If I create the table initially as MyISAM, the write speed seems terribly poor (especially due to the fact that the query requires the use of the ON DUPLICATE KEY UPDATE technique). I can't temporarily turn off the keys. The table would become over 1000 times larger if I were to and then I'd have to reprocess the keys and essentially run a GROUP BY on 150,000,000,000 rows. Umm, no.
One of the key constraints to realize: The INSERT query UPDATEs records if the primary key (a hash) exists in the table already.
At the very beginning of an attempt at strictly using MyISAM, I'm getting a rough speed of 1,250 rows per second. Once the index grows, I imagine this rate will tank even more.
I have 16GB of memory installed in the machine. What's the best way to generate a massive table that ultimately ends up as an on-disk, indexed MyISAM table?
Clarification: There are many, many UPDATEs going on from the query (INSERT ... ON DUPLICATE KEY UPDATE val=val+whatever). This isn't, by any means, a raw dump problem. My reasoning for trying a MEMORY table in the first place was for speeding-up all the index lookups and table-changes that occur for every INSERT.

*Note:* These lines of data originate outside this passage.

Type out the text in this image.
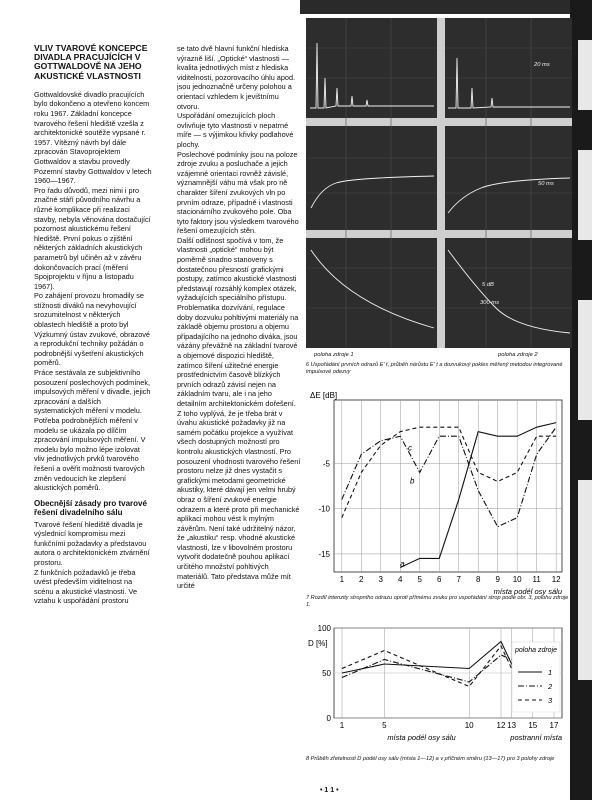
VLIV TVAROVÉ KONCEPCE DIVADLA PRACUJÍCÍCH V GOTTWALDOVĚ NA JEHO AKUSTICKÉ VLASTNOSTI

Gottwaldovské divadlo pracujících bylo dokončeno a otevřeno koncem roku 1967. Základní koncepce tvarového řešení hlediště vzešla z architektonické soutěže vypsané r. 1957. Vítězný návrh byl dále zpracován Stavoprojektem Gottwaldov a stavbu provedly Pozemní stavby Gottwaldov v letech 1960—1967.

Pro řadu důvodů, mezi nimi i pro značné stáří původního návrhu a různé komplikace při realizaci stavby, nebyla věnována dostačující pozornost akustickému řešení hlediště. První pokus o zjištění některých základních akustických parametrů byl učiněn až v závěru dokončovacích prací (měření Spojprojektu v říjnu a listopadu 1967).

Po zahájení provozu hromadily se stížnosti diváků na nevyhovující srozumitelnost v některých oblastech hlediště a proto byl Výzkumný ústav zvukové, obrazové a reprodukční techniky požádán o podrobnější vyšetření akustických poměrů.

Práce sestávala ze subjektivního posouzení poslechových podmínek, impulsových měření v divadle, jejich zpracování a dalších systematických měření v modelu. Potřeba podrobnějších měření v modelu se ukázala po dílčím zpracování impulsových měření. V modelu bylo možno lépe izolovat vliv jednotlivých prvků tvarového řešení a ověřit možnosti tvarových změn vedoucích ke zlepšení akustických poměrů.

Obecnější zásady pro tvarové řešení divadelního sálu

Tvarové řešení hlediště divadla je výslednicí kompromisu mezi funkčními požadavky a představou autora o architektonickém ztvárnění prostoru.

Z funkčních požadavků je třeba uvést především viditelnost na scénu a akustické vlastnosti. Ve vztahu k uspořádání prostoru

se tato dvě hlavní funkční hlediska výrazně liší. „Optické“ vlastnosti — kvalita jednotlivých míst z hlediska viditelnosti, pozorovacího úhlu apod. jsou jednoznačně určeny polohou a orientací vzhledem k jevištnímu otvoru.

Uspořádání omezujících ploch ovlivňuje tyto vlastnosti v nepatrné míře — s výjimkou křivky podlahové plochy.

Poslechové podmínky jsou na poloze zdroje zvuku a posluchače a jejich vzájemné orientaci rovněž závislé, významnější váhu má však pro ně charakter šíření zvukových vln po prvním odraze, případně i vlastnosti stacionárního zvukového pole. Oba tyto faktory jsou výsledkem tvarového řešení omezujících stěn.

Další odlišnost spočívá v tom, že vlastnosti „optické“ mohou být poměrně snadno stanoveny s dostatečnou přesností grafickými postupy, zatímco akustické vlastnosti představují rozsáhlý komplex otázek, vyžadujících speciálního přístupu. Problematika dozvívání, regulace doby dozvuku pohltivými materiály na základě objemu prostoru a objemu připadajícího na jednoho diváka, jsou vázány převážně na základní tvarové a objemové dispozici hlediště, zatímco šíření užitečné energie prostřednictvím časově blízkých prvních odrazů závisí nejen na základním tvaru, ale i na jeho detailním architektonickém dořešení.

Z toho vyplývá, že je třeba brát v úvahu akustické požadavky již na samém počátku projekce a využívat všech dostupných možností pro kontrolu akustických vlastností. Pro posouzení vhodnosti tvarového řešení prostoru nelze již dnes vystačit s grafickými metodami geometrické akustiky, které dávají jen velmi hrubý obraz o šíření zvukové energie odrazem a které proto při mechanické aplikaci mohou vést k mylným závěrům. Není také udržitelný názor, že „akustiku“ resp. vhodné akustické vlastnosti, lze v libovolném prostoru vytvořit dodatečně pouhou aplikací určitého množství pohltivých materiálů. Tato představa může mít určité

20 ms
50 ms
5 dB
300 ms
poloha zdroje 1	poloha zdroje 2
6 Uspořádání prvních odrazů E' t, průběh nárůstu E' t a dozvukový pokles měřený metodou integrované impulsové odezvy
1 2 3 4 5 6 7 8 9 10 11 12
-5
-10
-15
ΔE [dB]
místa podél osy sálu
a
b
c
7 Rozdíl intenzity stropního odrazu oproti přímému zvuku pro uspořádání strop podle obr. 3, polohu zdroje 1.
1	5	10	12 13 15 17
0
50
100
D [%]
místa podél osy sálu	postranní místa
poloha zdroje
1
2
3
8 Průběh zřetelnosti D podél osy sálu (místa 1—12) a v příčném směru (13—17) pro 3 polohy zdroje
• 1 1 •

If you intend to make it a MyISAM table, why are you creating it in memory in the first place? If it's only for speed, I think the conversion to a MyISAM table is going to negate any speed improvement you get by creating it in memory to start with.
You say inserting directly into an "on disk" table is too slow (though I'm not sure how you're deciding it is when your current method is taking days), you may be able to turn off or remove the uniqueness constraints and then use a DELETE query later to re-establish uniqueness, then re-enable/add the constraints. I have used this technique when importing into an INNODB table in the past, and found even with the later delete it was overall much faster.

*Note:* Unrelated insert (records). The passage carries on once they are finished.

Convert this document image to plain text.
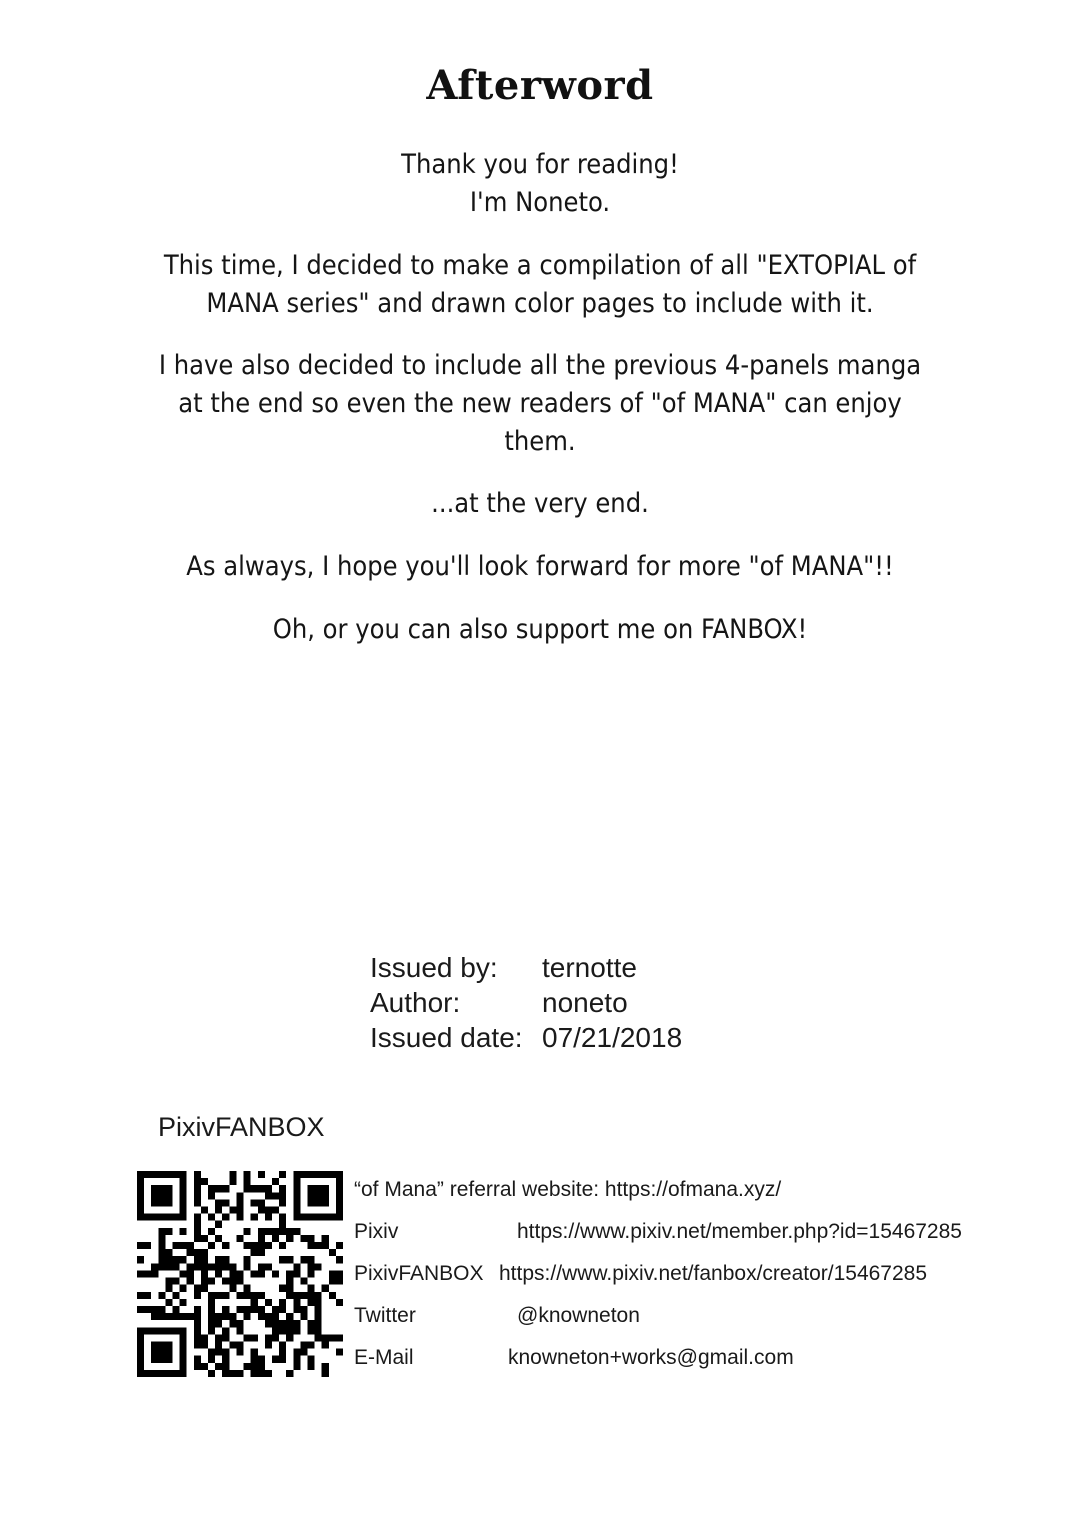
Afterword

Thank you for reading!
I'm Noneto.

This time, I decided to make a compilation of all "EXTOPIAL of
MANA series" and drawn color pages to include with it.

I have also decided to include all the previous 4-panels manga
at the end so even the new readers of "of MANA" can enjoy
them.

...at the very end.

As always, I hope you'll look forward for more "of MANA"!!

Oh, or you can also support me on FANBOX!

Issued by:	ternotte
Author:	noneto
Issued date: 07/21/2018
PixivFANBOX
“of Mana” referral website: https://ofmana.xyz/
Pixiv	https://www.pixiv.net/member.php?id=15467285
PixivFANBOX https://www.pixiv.net/fanbox/creator/15467285
Twitter	@knowneton
E-Mail	knowneton+works@gmail.com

Another option might be to create a CSV file instead of the INSERT statements, and either load it into the table using LOAD DATA INFILE (I believe that is faster then the inserts, but I can't find a reference at present) or by using it directly via the CSV storage engine, depending on your needs.
Sorry to keep throwing comments at you (last one, probably).
I just found this article which provides an example of a converting a large table from MyISAM to InnoDB, while this isn't what you are doing, he uses an intermediate Memory table and describes going from memory to InnoDB in an efficient way - Ordering the table in memory the way that InnoDB expects it to be ordered in the end. If you aren't tied to MyISAM it might be worth a look since you already have a "correct" memory table built.
I don't use mysql but use SQL server and this is the process I use to handle a file of similar size. First I dump the file into a staging table that has no constraints. Then I identify and delete the dups from the staging table. Then I search for existing records that might match and put the idfield into a column in the staging table. Then I update where the id field column is not null and insert where it is null. One of the reasons I do all the work of getting rid of the dups in the staging table is that it means less impact on the prod table when I run it and thus it is faster in the end. My whole process runs in less than an hour (and actually does much more than I describe as I also have to denormalize and clean the data) and affects production tables for less than 15 minutes of that time. I don't have to wrorry about adjusting any constraints or dropping indexes or any of that since I do most of my processing before I hit the prod table.
Consider if a simliar process might work better for you. Also could you use some sort of bulk import to get the raw data into the staging table (I pull the 22 gig file I have into staging in around 16 minutes) instead of working row-by-row?